また、除湿制御盤4Aは、庫内10の湿度が第一のしきい値(湿度センサ41Aとしてナイロンリボン、毛髪式等のアナログ湿度センサを用いている場合は、作動点のヒステリシス特性により第一のしきい値より2%〜10数%程度低い値となる)未満になると、湿度センサ41Aがオフ状態となり、電源6が加湿制御盤4Bの湿度センサ41Bに接続される。この状態において、加湿制御盤4Bは、庫内10の湿度が第二のしきい値以下になると、湿度センサ41Bがオン状態となり、電源6が制御部40Bに接続される。これにより、加湿ユニット本体3Bが稼働して、庫内10を加湿する。このとき、庫内10に貼り付けられた調湿シート5の吸湿により庫内10の急激な湿度変化(湿度上昇)が抑制され、庫内10の湿度が緩やかに増加する。また、乾燥剤31の吸湿直後に庫内10の加湿を開始したためにヒータ32の加熱が十分でない状態であっても、継続する乾燥剤31の吸湿に伴う瞬間的な湿度低下は、庫内10に貼り付けられた調湿シート5の放湿により抑制される。
以上、本発明の一実施の形態について説明した。
本実施の形態では、庫内10の湿度が高くなる方向に遷移する場合に、湿度の増加量に応じた量の水分を吸湿し、低くなる方向に遷移する場合に、湿度の低下量に応じた量の水分を放湿する調湿シート5を、庫内10の内壁の適切な箇所(天井、側壁、棚等の庫内の平面部)に貼り付けている。この調湿シート5による吸湿は、乾燥剤31に用いているゼオライト、シリカゲル等より遥かに素早く作用する(図3参照)。このため、庫内10の急激な湿度変化が抑制され、庫内10の湿度を緩やかに調整して、所定の範囲(第二のしきい値〜第一のしきい値)に安定させることができる。この効果は、定湿保存が必要な重要文化財、古文書等、およびバイオリン等の湿度管理にデリケートな楽器の長期保存に特に有用である。
図4(A)は、本実施の形態に係る調湿庫1の湿度制御結果の一例を示す図であり、図4(B)は、本実施の形態に係る調湿庫1から調湿シート5を省略した調湿庫の湿度制御結果の一例を示す図である。ここで、乾燥剤31にはゼオライト、シリカゲル等を用い、湿度センサ41A、41Bには、ナイロンリボン式アナログ湿度センサを用いている。また、第一のしきい値および第二のしきい値は、それぞれ60%、40%に設定している(符号62、63)。

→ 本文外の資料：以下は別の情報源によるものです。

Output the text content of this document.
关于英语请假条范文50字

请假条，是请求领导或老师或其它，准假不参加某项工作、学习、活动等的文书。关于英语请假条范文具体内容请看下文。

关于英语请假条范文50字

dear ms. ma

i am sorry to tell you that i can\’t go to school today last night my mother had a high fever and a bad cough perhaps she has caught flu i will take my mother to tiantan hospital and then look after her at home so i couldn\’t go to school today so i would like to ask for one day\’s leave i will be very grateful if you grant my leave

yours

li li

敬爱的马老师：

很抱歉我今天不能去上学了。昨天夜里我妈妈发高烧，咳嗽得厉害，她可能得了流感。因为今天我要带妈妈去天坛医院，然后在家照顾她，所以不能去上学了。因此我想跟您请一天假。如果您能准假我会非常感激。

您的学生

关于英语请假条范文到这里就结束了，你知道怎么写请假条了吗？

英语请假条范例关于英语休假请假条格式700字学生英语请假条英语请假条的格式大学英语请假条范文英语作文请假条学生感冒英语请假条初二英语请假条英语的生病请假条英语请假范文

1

図4(A)および図4(B)に示すように、庫内10の湿度が上昇して第一のしきい値62以上になると、除湿制御盤4Aの湿度センサ41Aがオフ状態からオン状態に移行して除湿ユニット本体3Aが稼働する。これにより庫内10の除湿が開始され、庫内10の湿度が低下しはじめる。そして、湿度センサ41Aとして用いているナイロンリボン式アナログ湿度センサの作動点のヒステリシス特性により、湿度センサ41Aがオン状態からオフ状態に移行する作動点が第一のしきい値62より低くなるため、庫内10の湿度が第一のしきい値62より低くなっても、暫く庫内10の除湿が続行され、その後、湿度センサ41Aがオン状態からオフ状態に移行して庫内10の除湿が終了する。その結果、庫内10の湿度が第一のしきい値62未満となった後も、庫内10の湿度の低下が続く。

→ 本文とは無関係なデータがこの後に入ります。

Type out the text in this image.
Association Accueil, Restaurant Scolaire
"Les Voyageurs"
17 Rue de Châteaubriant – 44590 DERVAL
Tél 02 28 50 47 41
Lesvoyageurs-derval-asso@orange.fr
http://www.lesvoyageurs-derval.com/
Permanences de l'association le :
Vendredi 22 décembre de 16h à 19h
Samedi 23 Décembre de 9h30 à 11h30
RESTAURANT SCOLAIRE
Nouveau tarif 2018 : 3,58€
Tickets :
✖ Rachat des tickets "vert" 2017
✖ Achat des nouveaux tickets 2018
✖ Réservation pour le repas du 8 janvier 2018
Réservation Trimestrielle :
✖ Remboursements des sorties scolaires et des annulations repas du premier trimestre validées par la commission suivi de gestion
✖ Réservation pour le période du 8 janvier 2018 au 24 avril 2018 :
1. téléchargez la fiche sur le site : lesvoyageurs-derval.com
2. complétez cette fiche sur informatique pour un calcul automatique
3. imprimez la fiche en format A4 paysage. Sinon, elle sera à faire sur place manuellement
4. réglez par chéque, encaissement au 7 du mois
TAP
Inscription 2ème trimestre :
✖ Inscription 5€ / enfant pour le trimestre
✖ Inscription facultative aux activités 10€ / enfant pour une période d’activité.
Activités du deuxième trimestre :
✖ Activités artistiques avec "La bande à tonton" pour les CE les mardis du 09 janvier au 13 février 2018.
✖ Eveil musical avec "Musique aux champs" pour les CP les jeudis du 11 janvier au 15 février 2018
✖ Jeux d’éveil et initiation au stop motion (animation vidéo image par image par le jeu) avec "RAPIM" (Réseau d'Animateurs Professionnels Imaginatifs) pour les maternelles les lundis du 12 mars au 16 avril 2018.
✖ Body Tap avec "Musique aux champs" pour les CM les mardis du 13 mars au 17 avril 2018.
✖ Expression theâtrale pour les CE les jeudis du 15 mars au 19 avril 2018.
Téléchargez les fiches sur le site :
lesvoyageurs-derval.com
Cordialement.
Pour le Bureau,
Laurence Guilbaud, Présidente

その後、庫内10の湿度が第二のしきい値63以下になると、加湿制御盤4Bの湿度センサ41Bがオフ状態からオン状態に移行して加湿ユニット本体3Bが稼働する。これにより庫内10の加湿が開始され、庫内10の湿度が上昇しはじめる。そして、湿度センサ41Bとして用いているナイロンリボン式アナログ湿度センサの作動点のヒステリシス特性により、湿度センサ41Bがオン状態からオフ状態に移行する作動点が第二のしきい値63より高くなるため、庫内10の湿度が第二のしきい値63より高くなっても、暫く加湿が続行されてから、その後、湿度センサ41Bがオン状態からオフ状態に移行して庫内10の加湿が終了する。その結果、庫内10の湿度が第二のしきい値63より高くなった後も、庫内10の湿度の上昇が続く。

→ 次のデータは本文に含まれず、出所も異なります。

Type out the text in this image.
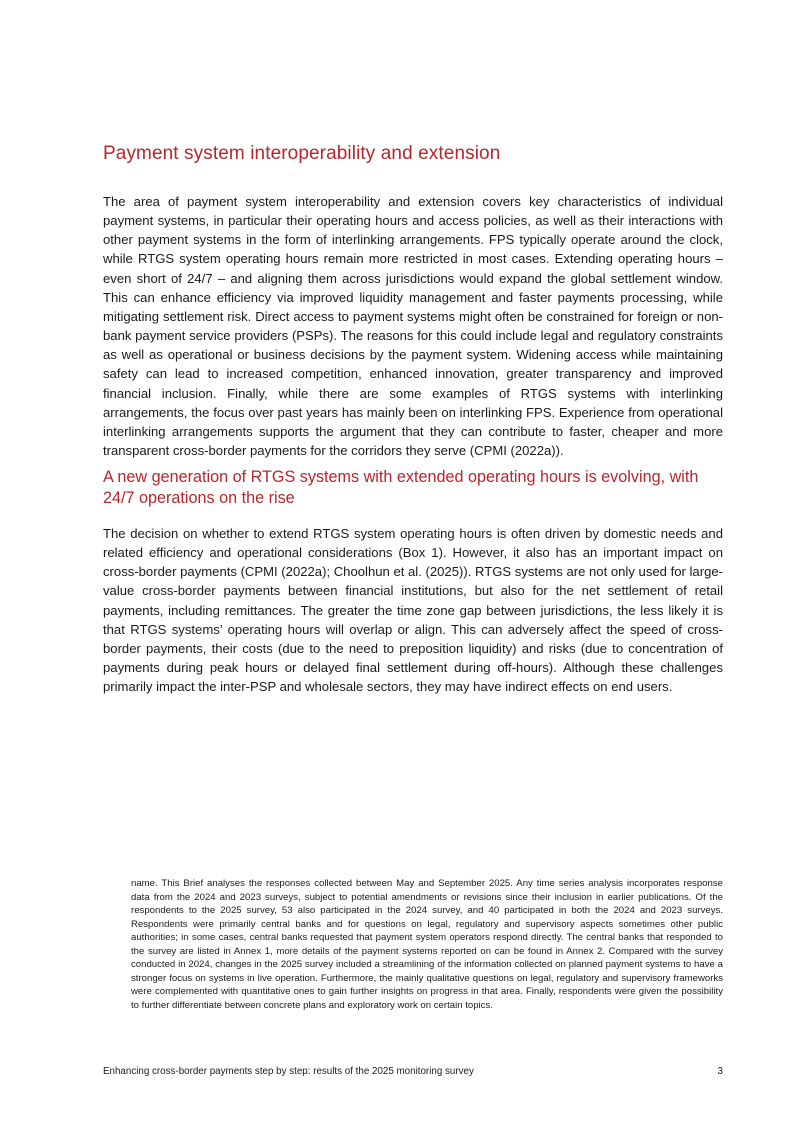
Payment system interoperability and extension

The area of payment system interoperability and extension covers key characteristics of individual payment systems, in particular their operating hours and access policies, as well as their interactions with other payment systems in the form of interlinking arrangements. FPS typically operate around the clock, while RTGS system operating hours remain more restricted in most cases. Extending operating hours – even short of 24/7 – and aligning them across jurisdictions would expand the global settlement window. This can enhance efficiency via improved liquidity management and faster payments processing, while mitigating settlement risk. Direct access to payment systems might often be constrained for foreign or non-bank payment service providers (PSPs). The reasons for this could include legal and regulatory constraints as well as operational or business decisions by the payment system. Widening access while maintaining safety can lead to increased competition, enhanced innovation, greater transparency and improved financial inclusion. Finally, while there are some examples of RTGS systems with interlinking arrangements, the focus over past years has mainly been on interlinking FPS. Experience from operational interlinking arrangements supports the argument that they can contribute to faster, cheaper and more transparent cross-border payments for the corridors they serve (CPMI (2022a)).

A new generation of RTGS systems with extended operating hours is evolving, with 24/7 operations on the rise

The decision on whether to extend RTGS system operating hours is often driven by domestic needs and related efficiency and operational considerations (Box 1). However, it also has an important impact on cross-border payments (CPMI (2022a); Choolhun et al. (2025)). RTGS systems are not only used for large-value cross-border payments between financial institutions, but also for the net settlement of retail payments, including remittances. The greater the time zone gap between jurisdictions, the less likely it is that RTGS systems’ operating hours will overlap or align. This can adversely affect the speed of cross-border payments, their costs (due to the need to preposition liquidity) and risks (due to concentration of payments during peak hours or delayed final settlement during off-hours). Although these challenges primarily impact the inter-PSP and wholesale sectors, they may have indirect effects on end users.

name. This Brief analyses the responses collected between May and September 2025. Any time series analysis incorporates response data from the 2024 and 2023 surveys, subject to potential amendments or revisions since their inclusion in earlier publications. Of the respondents to the 2025 survey, 53 also participated in the 2024 survey, and 40 participated in both the 2024 and 2023 surveys. Respondents were primarily central banks and for questions on legal, regulatory and supervisory aspects sometimes other public authorities; in some cases, central banks requested that payment system operators respond directly. The central banks that responded to the survey are listed in Annex 1, more details of the payment systems reported on can be found in Annex 2. Compared with the survey conducted in 2024, changes in the 2025 survey included a streamlining of the information collected on planned payment systems to have a stronger focus on systems in live operation. Furthermore, the mainly qualitative questions on legal, regulatory and supervisory frameworks were complemented with quantitative ones to gain further insights on progress in that area. Finally, respondents were given the possibility to further differentiate between concrete plans and exploratory work on certain topics.

Enhancing cross-border payments step by step: results of the 2025 monitoring survey	3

一方、本実施の形態に係る調湿庫1から調湿シート5を省略した調湿庫の場合、除湿ユニット2Aの除湿および加湿ユニット2Bの加湿が庫内10の湿度に直接影響するため、これらの能力が高いと、図4(B)に示すように、庫内10の湿度が所定の範囲(第二のしきい値63〜第一のしきい値62)内において急激に上下変動を繰り返して安定しない。また、除湿ユニット2Aおよび加湿ユニット2Bの稼働が短いインターバルで交互に繰り返されるため、調湿庫の運転率が上昇して、消費電力が増大する。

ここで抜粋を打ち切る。